After studying to be a teacher, Otto Speck worked as a teacher and group leader at the Munich orphanage, where he initiated the first home magazine, Our Home . With his work "Children of Working Mothers: An empir.-pädag. Ascertainment of the facts and their interpretation "( latchkey children ), he received his doctorate in 1955 at the Ludwig Maximilian University of Munich for Dr. Phil. From 1964 to 1971 he was head of the training for special school teachers at the State Institute for the training of teachers at special schools in Munich . In 1970 this institute was transferred to the Munich University of Education and in 1972 to the University of Munich. There, Speck took over the newly created chair for special education in the faculty for educational sciences at the Ludwig Maximilians University in Munich. In the 1980s he was Vice President here.

His scientific research focuses on general curative education, school integration and early support for disabled children as well as in the areas of outpatient helper services, parenting and quality development.

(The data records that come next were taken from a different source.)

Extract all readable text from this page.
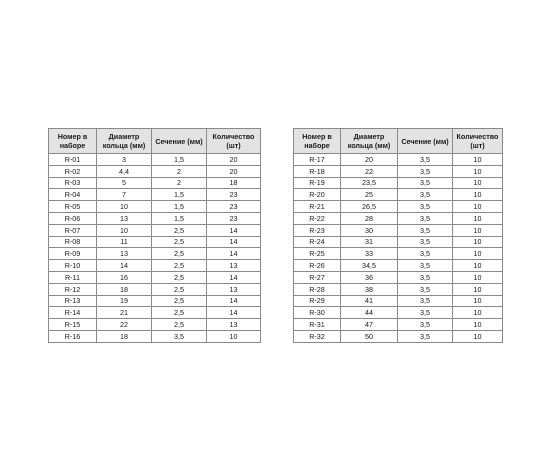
Номер в наборе	Диаметр кольца (мм)	Сечение (мм)	Количество (шт)
R-01	3	1,5	20
R-02	4,4	2	20
R-03	5	2	18
R-04	7	1,5	23
R-05	10	1,5	23
R-06	13	1,5	23
R-07	10	2,5	14
R-08	11	2,5	14
R-09	13	2,5	14
R-10	14	2,5	13
R-11	16	2,5	14
R-12	18	2,5	13
R-13	19	2,5	14
R-14	21	2,5	14
R-15	22	2,5	13
R-16	18	3,5	10
Номер в наборе	Диаметр кольца (мм)	Сечение (мм)	Количество (шт)
R-17	20	3,5	10
R-18	22	3,5	10
R-19	23,5	3,5	10
R-20	25	3,5	10
R-21	26,5	3,5	10
R-22	28	3,5	10
R-23	30	3,5	10
R-24	31	3,5	10
R-25	33	3,5	10
R-26	34,5	3,5	10
R-27	36	3,5	10
R-28	38	3,5	10
R-29	41	3,5	10
R-30	44	3,5	10
R-31	47	3,5	10
R-32	50	3,5	10
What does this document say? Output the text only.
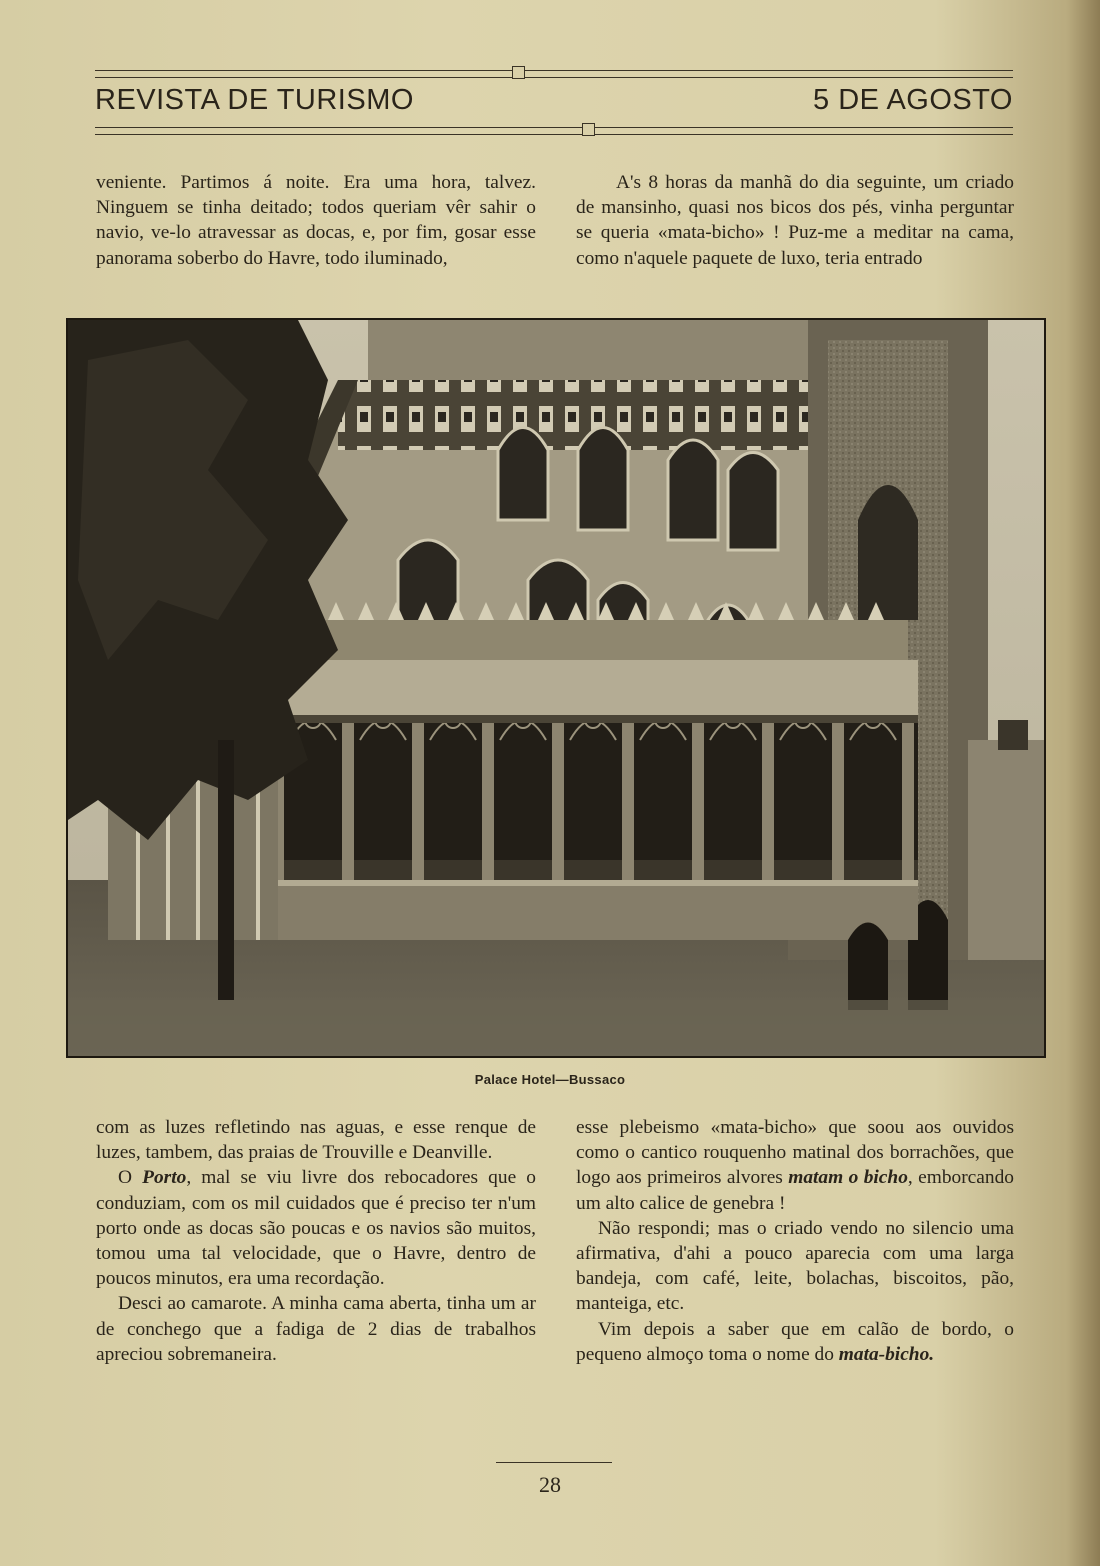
REVISTA DE TURISMO	5 DE AGOSTO

veniente. Partimos á noite. Era uma hora, talvez. Ninguem se tinha deitado; todos queriam vêr sahir o navio, ve-lo atravessar as docas, e, por fim, gosar esse panorama soberbo do Havre, todo iluminado,

A's 8 horas da manhã do dia seguinte, um criado de mansinho, quasi nos bicos dos pés, vinha perguntar se queria «mata-bicho» ! Puz-me a meditar na cama, como n'aquele paquete de luxo, teria entrado

Palace Hotel—Bussaco

com as luzes refletindo nas aguas, e esse renque de luzes, tambem, das praias de Trouville e Deanville.

O Porto, mal se viu livre dos rebocadores que o conduziam, com os mil cuidados que é preciso ter n'um porto onde as docas são poucas e os navios são muitos, tomou uma tal velocidade, que o Havre, dentro de poucos minutos, era uma recordação.

Desci ao camarote. A minha cama aberta, tinha um ar de conchego que a fadiga de 2 dias de trabalhos apreciou sobremaneira.

esse plebeismo «mata-bicho» que soou aos ouvidos como o cantico rouquenho matinal dos borrachões, que logo aos primeiros alvores matam o bicho, emborcando um alto calice de genebra !

Não respondi; mas o criado vendo no silencio uma afirmativa, d'ahi a pouco aparecia com uma larga bandeja, com café, leite, bolachas, biscoitos, pão, manteiga, etc.

Vim depois a saber que em calão de bordo, o pequeno almoço toma o nome do mata-bicho.

28
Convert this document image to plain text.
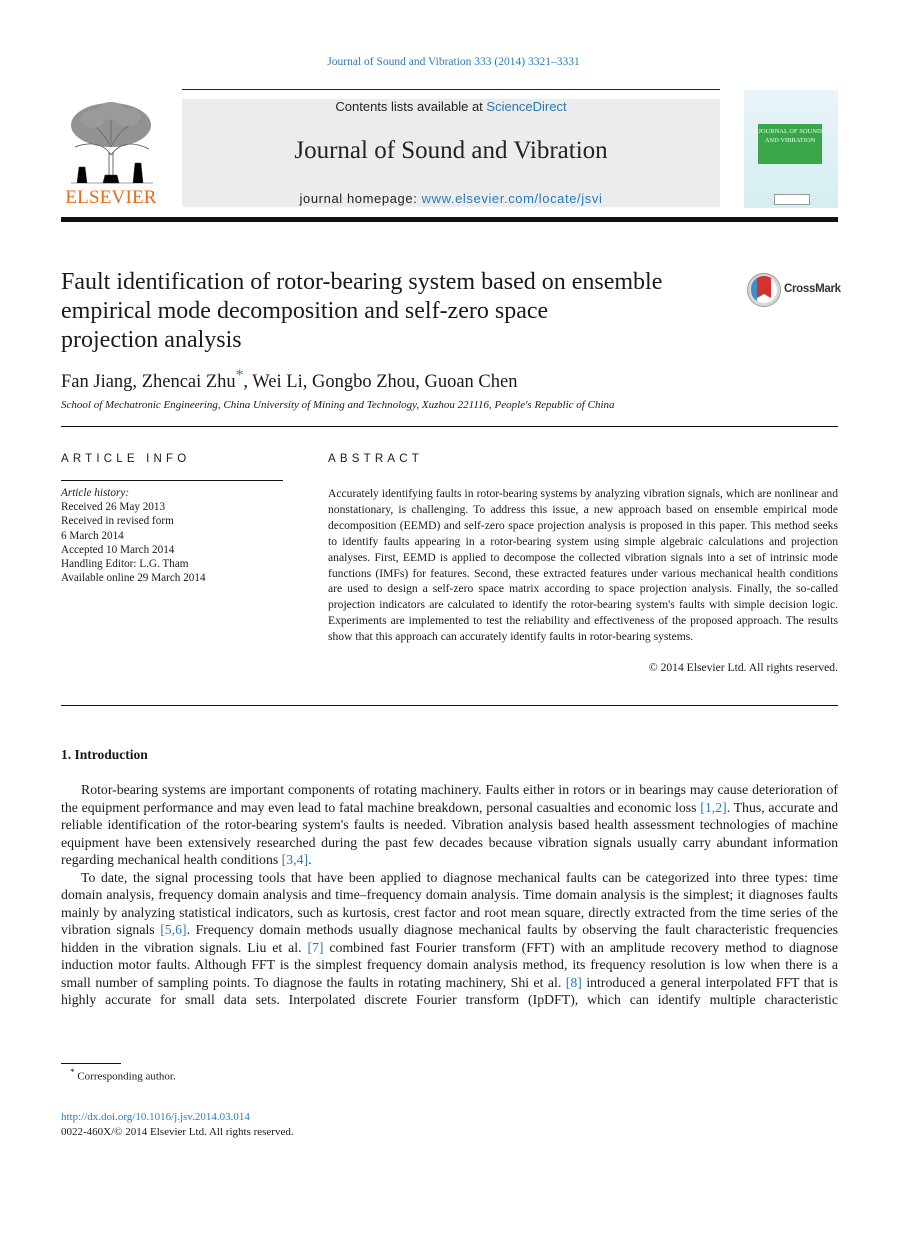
Journal of Sound and Vibration 333 (2014) 3321–3331
ELSEVIER
Contents lists available at ScienceDirect
Journal of Sound and Vibration
journal homepage: www.elsevier.com/locate/jsvi
JOURNAL OF SOUND AND VIBRATION
Fault identification of rotor-bearing system based on ensemble
empirical mode decomposition and self-zero space
projection analysis
CrossMark
Fan Jiang, Zhencai Zhu*, Wei Li, Gongbo Zhou, Guoan Chen
School of Mechatronic Engineering, China University of Mining and Technology, Xuzhou 221116, People's Republic of China
ARTICLE INFO
Article history:
Received 26 May 2013
Received in revised form
6 March 2014
Accepted 10 March 2014
Handling Editor: L.G. Tham
Available online 29 March 2014
ABSTRACT
Accurately identifying faults in rotor-bearing systems by analyzing vibration signals, which are nonlinear and nonstationary, is challenging. To address this issue, a new approach based on ensemble empirical mode decomposition (EEMD) and self-zero space projection analysis is proposed in this paper. This method seeks to identify faults appearing in a rotor-bearing system using simple algebraic calculations and projection analyses. First, EEMD is applied to decompose the collected vibration signals into a set of intrinsic mode functions (IMFs) for features. Second, these extracted features under various mechanical health conditions are used to design a self-zero space matrix according to space projection analysis. Finally, the so-called projection indicators are calculated to identify the rotor-bearing system's faults with simple decision logic. Experiments are implemented to test the reliability and effectiveness of the proposed approach. The results show that this approach can accurately identify faults in rotor-bearing systems.
© 2014 Elsevier Ltd. All rights reserved.
1. Introduction

Rotor-bearing systems are important components of rotating machinery. Faults either in rotors or in bearings may cause deterioration of the equipment performance and may even lead to fatal machine breakdown, personal casualties and economic loss [1,2]. Thus, accurate and reliable identification of the rotor-bearing system's faults is needed. Vibration analysis based health assessment technologies of machine equipment have been extensively researched during the past few decades because vibration signals usually carry abundant information regarding mechanical health conditions [3,4].

To date, the signal processing tools that have been applied to diagnose mechanical faults can be categorized into three types: time domain analysis, frequency domain analysis and time–frequency domain analysis. Time domain analysis is the simplest; it diagnoses faults mainly by analyzing statistical indicators, such as kurtosis, crest factor and root mean square, directly extracted from the time series of the vibration signals [5,6]. Frequency domain methods usually diagnose mechanical faults by observing the fault characteristic frequencies hidden in the vibration signals. Liu et al. [7] combined fast Fourier transform (FFT) with an amplitude recovery method to diagnose induction motor faults. Although FFT is the simplest frequency domain analysis method, its frequency resolution is low when there is a small number of sampling points. To diagnose the faults in rotating machinery, Shi et al. [8] introduced a general interpolated FFT that is highly accurate for small data sets. Interpolated discrete Fourier transform (IpDFT), which can identify multiple characteristic

* Corresponding author.
http://dx.doi.org/10.1016/j.jsv.2014.03.014
0022-460X/© 2014 Elsevier Ltd. All rights reserved.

"Prof. Dr. Otto Speck originally made a name for himself nationally and even worldwide in the field of special education and he became more and more an offensive representative of realistic inclusive education . Bavarian early intervention is still admired nationwide. It was initiated by Otto Speck. His textbooks have been groundbreaking for many generations of students. "

Works

literature

  • Ulf Liedke, images of people and a ban on images. A study on the anthropological discourse in education for the disabled. Bad Heilbrunn 2013. pp. 213–239.

Web links

Honors and awards (selection)

Individual evidence

  1. Kürschner's German Scholar's Calendar , 1992
  2. Excellent! Prof. Dr. Otto Speck receives the ConSozial Science Award for his life's work on November 7th in Nuremberg ( Memento from July 1st, 2013 in the web archive archive.today )
  3. Catalog entry. In: Catalog of the DNB. German National Library, accessed on May 25, 2013 .
  4. ^ Monika Fenn : Schools after 1945. In: Historisches Lexikon Bayerns. Retrieved May 25, 2013 .
  5. Chronicle of the Ludwig Maximilians University in Munich 1983–1984. Ludwig-Maximilians-Universität, p. 5 , accessed on May 25, 2013 .
  6. a b Winner of the ConSozial Science Prize 2012 at consozial.de; accessed on February 4, 2019
  7. Chronicle of the Ludwig Maximilians University Munich 1991–1993. Ludwig-Maximilians-Universität, p. 205 , accessed on May 25, 2013 .
  8. Chronicle of the Ludwig Maximilians University of Munich 1995–1997. Ludwig-Maximilians-Universität, p. 216 , accessed on May 25, 2013 .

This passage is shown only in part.